I'm currently writing an In-App purchase plugin for Unity in Objective-C using pure C as the API between unity and the objective-c code.
Introduction to the problem I am facing
The basic functionality already works. That is, I already have a very basic function call in my plugin to start a product request to the Apple App Store which can be called from Unity. In the unity script you simply call this method like this:
[DllImport ("__Internal")]
private static extern void RequestProducts(string[] productIdentifiers, int arrayCount);
public static void RequestProductData( string[] productIdentifiers )
{
RequestProducts(productIdentifiers, productIdentifiers.Length);
}
This calls the C function which looks like this:
void RequestProducts(char* productIdentifiers[], int arrayCount)
{
// Call the In-App purchase manager to initialize the product request
[[InAppPurchaseManager sharedInAppPurchaseManager] RequestProductData:productIdentifierCollection];
}
Now I've omitted the part of the C function which takes the productIdentifiers array and converts it into an NSArray just to keep it simple and explain the problem I'm trying to solve.

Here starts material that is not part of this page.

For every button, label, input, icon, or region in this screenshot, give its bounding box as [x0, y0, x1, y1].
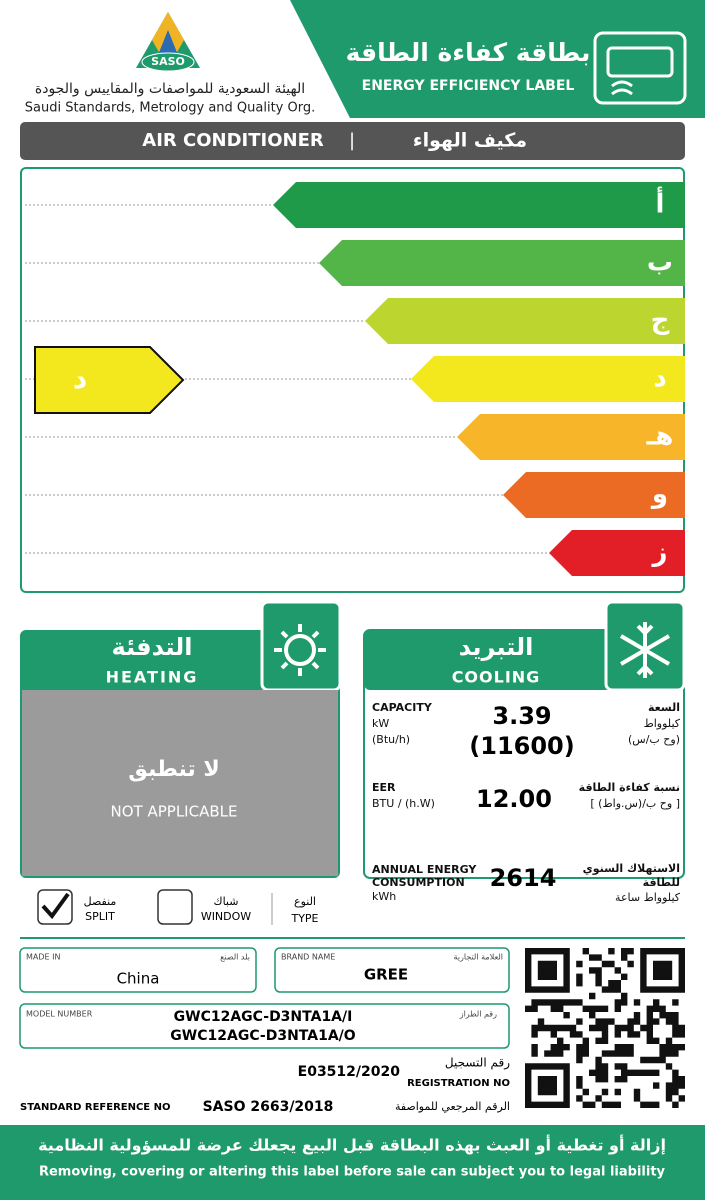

Now the InAppPurchaseManager class is a singleton class. The RequestProductData method initiates the product request to the app store.
The Problem
When the StoreKit gives me a response back with all the products, this is where it starts to get tricky for me. I want to pass all the relevant data for each product retrieved back to the unity C# script so you can handle the data in your game. This means storing:
-The name of each product
-The description of each product
-The price of each product
An obvious solution would be to make a struct or class which contains this information and then make an instance for each product and put them all into an array.
The Question
Now the question is, how would I go about sending this array of complex data structures back to the Unity script? Unity's official documentation mentions that you can send messages back to Unity using this method call: UnitySendMessage("GameObjectName1", "MethodName1", "Message to send");
I got the call to work, but the obvious problem is that it only allows you to send strings.
So:
how would I go about sending arrays of complex data structures back to the Unity script? Is this even possible?